Das Netz selbst ist ein seltsames Ding. Ein Holzkreuz aus zwei dicken, je nach der Größe des Schiffes sechs, zwölf und mehr Fuß langen Stäben zusammengesetzt, an denen erst die eigentlichen Netze hängen. In der Mitte, wo die Stäbe sich kreuzen, ist in einem kleinen Beutel ein gewaltiger Stein, eine Kanonenkugel, ein Bleistück angebracht; jetzt wird dieses Gewicht meistens durch ein Eisenkreuz ersetzt, dessen gleichlange Arme aber hohl sind und die Holzstäbe aufnehmen können, so daß zugleich ihre Festigkeit vermehrt wird. Die Flatternetze, welche eigentlich den Fang besorgen und an dem Stabkreuze aufgehängt sind, bestehen theils aus großmaschigen Stücken, aus fingerdicken Fäden zusammengesetzt, theils aus alten Sardellennetzen, die zum gewöhnlichen Fischfang nicht mehr brauchbar sind; sie hängen oft zwanzig und mehr Fuß lang herab, und je verwickelter sie sind, je leichter sie sich im Wasser in eine Menge von Flocken und Netzstücken auflösen, desto besser entsprechen sie ihrem Zwecke. An den größeren Netzen werden zwischen den Armen des Holzkreuzes noch Taue gespannt, an welchen ebenfalls solche Flatternetze hängen, und in der Mitte, unter dem Steine oder dem Eisenkreuze, sind die längsten Flatternetze angebracht, welche von den Fischern scherzweise „der Fegfeuer-Schwanz“ genannt werden. So sieht denn die ganze Maschine einem gewaltigen Wallkopfe ähnlich, wie ihn die Matrosen zum Waschen des Deckes brauchen. Die Flatternetze zerreißen ziemlich leicht – haben sie nichts Anderes zu thun, so sind die Matrosen beständig beschäftigt, aus einem großen Vorrath von Hanf, alten Seilen und Netzen neue anzufertigen, wobei sie eine melancholische Barcarole singen oder Galetta kauen – fast glaube ich, sie kauen selbst im Schlafe. Unser Patron hatte noch ein anderes Instrument, eine Art einarmigen Löffels, aus einem langen Arme bestehend, der am Ende einen breiten Eisenring mit seitlichen Löchern trug, unter welchem Flatternetze aufgehängt waren; am anderen kürzeren Ende war eine Kanonenkugel befestigt, die den langen Arm wagerecht hielt. Damit wollte er in die Grotte dringen und den Korallenbaum von der Wurzel losreißen. Aber das Ding machte ihm viel Schwierigkeiten, denn die Strömungen drehten es trotz

  1. Die Koralle? Das Korall? Wer’s weiß, wird’s wissen! Aber alle Mittelmeer-Völker, von denen doch die Kenntniß der Substanz und der Name kommt, sagen das Korall.

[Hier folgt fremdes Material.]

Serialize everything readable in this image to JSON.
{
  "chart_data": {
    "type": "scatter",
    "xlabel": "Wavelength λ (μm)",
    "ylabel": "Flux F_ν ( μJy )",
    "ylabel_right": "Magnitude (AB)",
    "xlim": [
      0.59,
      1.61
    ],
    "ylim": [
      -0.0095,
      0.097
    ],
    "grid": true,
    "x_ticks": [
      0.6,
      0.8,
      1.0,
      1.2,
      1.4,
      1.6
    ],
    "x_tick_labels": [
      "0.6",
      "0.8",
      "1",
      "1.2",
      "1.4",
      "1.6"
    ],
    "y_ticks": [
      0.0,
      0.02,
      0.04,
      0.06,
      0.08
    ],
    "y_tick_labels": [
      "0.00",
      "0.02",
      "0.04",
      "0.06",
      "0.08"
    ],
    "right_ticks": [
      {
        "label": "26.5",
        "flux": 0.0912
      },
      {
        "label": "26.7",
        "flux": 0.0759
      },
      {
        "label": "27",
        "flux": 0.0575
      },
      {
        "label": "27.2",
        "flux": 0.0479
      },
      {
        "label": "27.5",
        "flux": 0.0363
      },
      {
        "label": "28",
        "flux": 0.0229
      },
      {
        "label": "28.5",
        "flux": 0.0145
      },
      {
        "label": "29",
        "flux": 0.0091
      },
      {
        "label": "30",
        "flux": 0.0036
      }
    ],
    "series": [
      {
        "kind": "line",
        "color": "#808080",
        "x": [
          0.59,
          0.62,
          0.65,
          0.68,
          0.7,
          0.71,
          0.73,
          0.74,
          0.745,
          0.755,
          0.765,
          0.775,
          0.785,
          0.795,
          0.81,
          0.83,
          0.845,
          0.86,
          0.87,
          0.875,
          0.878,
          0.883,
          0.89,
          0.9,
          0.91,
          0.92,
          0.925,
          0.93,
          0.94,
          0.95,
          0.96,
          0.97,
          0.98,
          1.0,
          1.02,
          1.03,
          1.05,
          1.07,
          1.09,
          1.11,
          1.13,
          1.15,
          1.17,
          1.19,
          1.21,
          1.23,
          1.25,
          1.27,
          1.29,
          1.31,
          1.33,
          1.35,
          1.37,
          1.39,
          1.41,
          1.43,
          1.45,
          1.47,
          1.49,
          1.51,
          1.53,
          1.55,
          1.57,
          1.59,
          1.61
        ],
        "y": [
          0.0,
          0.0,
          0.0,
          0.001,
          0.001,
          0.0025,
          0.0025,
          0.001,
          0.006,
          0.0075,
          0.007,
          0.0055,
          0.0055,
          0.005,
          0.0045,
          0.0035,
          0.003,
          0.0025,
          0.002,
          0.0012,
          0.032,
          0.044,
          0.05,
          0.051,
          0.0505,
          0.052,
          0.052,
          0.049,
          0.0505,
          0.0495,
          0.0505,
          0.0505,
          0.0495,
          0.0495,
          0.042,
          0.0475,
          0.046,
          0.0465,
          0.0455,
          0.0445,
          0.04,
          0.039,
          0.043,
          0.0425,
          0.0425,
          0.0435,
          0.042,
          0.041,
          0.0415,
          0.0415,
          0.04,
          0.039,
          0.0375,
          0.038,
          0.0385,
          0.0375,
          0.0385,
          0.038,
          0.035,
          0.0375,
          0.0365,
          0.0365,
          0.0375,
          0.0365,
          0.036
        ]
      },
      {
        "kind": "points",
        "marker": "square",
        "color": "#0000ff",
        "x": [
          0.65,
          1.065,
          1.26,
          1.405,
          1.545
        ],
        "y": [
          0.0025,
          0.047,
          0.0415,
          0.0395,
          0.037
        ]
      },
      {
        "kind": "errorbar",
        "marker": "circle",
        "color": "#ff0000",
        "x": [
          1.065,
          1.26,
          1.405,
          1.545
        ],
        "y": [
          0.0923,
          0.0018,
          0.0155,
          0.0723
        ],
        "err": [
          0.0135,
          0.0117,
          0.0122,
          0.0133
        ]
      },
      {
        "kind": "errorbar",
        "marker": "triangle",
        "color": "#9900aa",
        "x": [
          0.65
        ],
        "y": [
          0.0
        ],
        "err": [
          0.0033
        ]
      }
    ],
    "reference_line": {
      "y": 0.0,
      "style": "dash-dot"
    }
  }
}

  2. Der Nizzaer Ausdruck für Quallen und ähnliche schwimmende, durchsichtige Seethiere.
Empfohlene Zitierweise:
verschiedene: Die Gartenlaube (1866). Ernst Keil’s Nachfolger, Leipzig 1866, Seite 40. Digitale Volltext-Ausgabe bei Wikisource, URL: https://de.wikisource.org/w/index.php?title=Seite:Die_Gartenlaube_(1866)_040.jpg&oldid=- (Version vom 23.2.2020)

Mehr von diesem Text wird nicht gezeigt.